Just recently new doctors said she was misdiagnosed and more likely had a mental illness causing her problems. We finally had hope that she would get better and have a chance to enjoy life.
Finally on October 3rd of this year I had saved enough money to go visit!! I sent a text to my brother to tell him I was on my way and would see them in about a week and to please tell mom. Well, my cell service company never sent the text and so my brother never knew to tell my mom. I sent the text at about 12 midnight and my beloved mom died just hours later while I lay sleeping happily that I would be seeing her in about a week after 3 very long years.
My boyfriend woke to my brother calling and I woke sick from a dead sleep and without a word I knew she was gone.

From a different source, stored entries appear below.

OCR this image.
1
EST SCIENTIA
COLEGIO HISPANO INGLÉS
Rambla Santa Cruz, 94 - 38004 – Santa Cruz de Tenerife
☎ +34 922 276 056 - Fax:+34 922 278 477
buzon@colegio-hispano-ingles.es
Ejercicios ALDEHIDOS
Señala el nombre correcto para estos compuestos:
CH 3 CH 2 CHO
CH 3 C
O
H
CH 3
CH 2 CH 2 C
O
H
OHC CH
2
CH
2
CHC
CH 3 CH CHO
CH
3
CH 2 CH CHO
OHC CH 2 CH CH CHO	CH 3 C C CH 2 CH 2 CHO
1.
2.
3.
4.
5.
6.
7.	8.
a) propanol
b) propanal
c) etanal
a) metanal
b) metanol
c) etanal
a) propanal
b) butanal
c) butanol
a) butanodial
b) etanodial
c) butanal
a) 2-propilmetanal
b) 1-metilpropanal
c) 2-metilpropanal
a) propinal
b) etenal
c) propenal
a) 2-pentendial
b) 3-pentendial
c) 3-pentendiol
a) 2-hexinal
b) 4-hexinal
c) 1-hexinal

I prayed every night begging god to make her better. I prayed only for her and never once asked for anything for myself. I only asked to please let me see her again and to keep her safe and well. Now, my faith is totally gone and I know I will never pray again. I am at a total loss because I have never felt so alone. I cried that morning of October 4th the same way mom did Oct. 6th 1981 when she learned about my brothers death.
My every heartbeat was for my mom. I lived and breathed for her. I had been working with my boyfriend for 3 years to build a new business so that soon I would be able to bring mom home, build her a home and give her the happiness and security she had always longed to know.
I know I failed her completely. If I had not been so busy working for the future I would have been talking to her doctors. I would have asked about all her medications. I would have called more, I would have sent more letters, I would have been her advocate. I know I could have saved her if only I had been able to get out to see her. It's a long story about why I feel this way but trust me I know I could have saved her and how I am suppose to go on is beyond me.
All in all I want the world to know that my mom was beautiful, intelligent, wise, kind, compassionate, selfless, generous to a fault, loving, had a great sense of humor, loved to bake, loved chocolate, loved music, architecture, people, animals, and so much more. She loved life and even though she knew mostly pain she always taught me to appreciate the beauty of life.
I just want her back so bad. A chance to be a better daughter. I miss her every aching moment and I am certain this pain will never fade.
I am sorry you're here reading this letter because I know you're facing grief as well. My thoughts are with you and I hope we will all find some sort of peace one day.
Thank you for reading my long post. I'm a little worried it's too long and will be rejected. <3 Peace, Love and Happiness ... a saying my deceased brother would often say.